Figure 3. Cells can detect redox changes using both one- and two-component systems via sensor domains residing in either the intracellular or periplasmic space. These sensor domains contain redox-active moieties such as hemes, disulfide bond-forming cysteine residues, and iron–sulfur clusters that are sensitive to a variety of oxidizing and reducing agents. The reduced (left) and oxidized (right) forms of these redox-active moieties are shown in the inset. The loss of the iron–sulfur cluster is indicated by the unligated protein cysteine residues. In many cases, the identities of the physiological oxidizing and reducing agents are unknown. Some of the known redox molecules are depicted: quinones residing in the intracellular membrane are shown in green, redox-active small molecules such as pyocyanin are shown in blue, and reactive oxygen species such as molecular oxygen and hydrogen peroxide are shown in purple and pink, respectively.
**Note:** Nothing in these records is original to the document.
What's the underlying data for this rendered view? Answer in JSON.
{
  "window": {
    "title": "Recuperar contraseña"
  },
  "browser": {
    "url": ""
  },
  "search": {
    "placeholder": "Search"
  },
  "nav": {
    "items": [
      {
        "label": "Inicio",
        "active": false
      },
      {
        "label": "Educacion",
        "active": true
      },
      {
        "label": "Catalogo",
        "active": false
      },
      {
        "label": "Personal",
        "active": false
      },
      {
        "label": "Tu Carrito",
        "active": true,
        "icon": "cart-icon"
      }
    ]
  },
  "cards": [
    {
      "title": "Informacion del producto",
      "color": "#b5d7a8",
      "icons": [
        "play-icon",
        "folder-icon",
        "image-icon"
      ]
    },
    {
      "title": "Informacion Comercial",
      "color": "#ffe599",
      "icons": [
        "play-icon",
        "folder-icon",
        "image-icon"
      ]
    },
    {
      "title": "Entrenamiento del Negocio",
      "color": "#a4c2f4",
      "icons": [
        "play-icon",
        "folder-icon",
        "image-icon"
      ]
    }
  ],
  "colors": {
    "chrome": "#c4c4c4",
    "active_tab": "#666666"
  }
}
Although many of these sensors exist as dimers, they are depicted here as monomers for simplicity. Sensor domains are indicated by pink stars, transmembrane domains by green oblongs, signal transducing catalytic domains by blue trapezoids, and DNA binding domains by orange ovals. Partner proteins of two-component systems are not shown.

Figure 3

Figure 4. Possible components of a bioelectronic system that may contribute to the efficiency of EET. To the best of our knowledge, no model has taken into account all of these components, although they have been considered separately. The importance of each component varies, with some likely having little impact on the overall performance of the model. Electron-transfer reactions are shown by red arrows, ion translocation by blue arrows, and chemical reactions by black arrows. ET, electron transfer.

Figure 4

Figure 5. Comparison of representative chronoamperometry data from mL- and nL-scale electrochemical reactors with different electrode materials using the well-characterized Biocathode MCL as a model conductive biofilm. The nL-scale flow cell has a similar electrochemical profile to the larger reactors, indicating that testing engineered electroactive organisms at small volumes is a viable strategy for high-throughput characterization. All tests were run at 30 °C with artificial seawater as the electrolyte.[9] The traces labeled Au-200 mL and Graphite-200 mL were operated in batch mode with a stir bar rotating at 200 rpm, while the Au-500 nL trace was operated in continuous flow mode at a flow rate of 40 µL/h. The working electrode potential of the batch reactors was set to 0.1 V versus Ag/AgCl, while the continuous flow reactor was set to −0.2 V versus Au quasi-reference electrode. The Au quasi-reference electrode potential was calibrated to the Ag/AgCl scale using a soluble redox shuttle, ferrocene methanol (E0′ = 0.23 V versus Ag/AgCl in artificial seawater).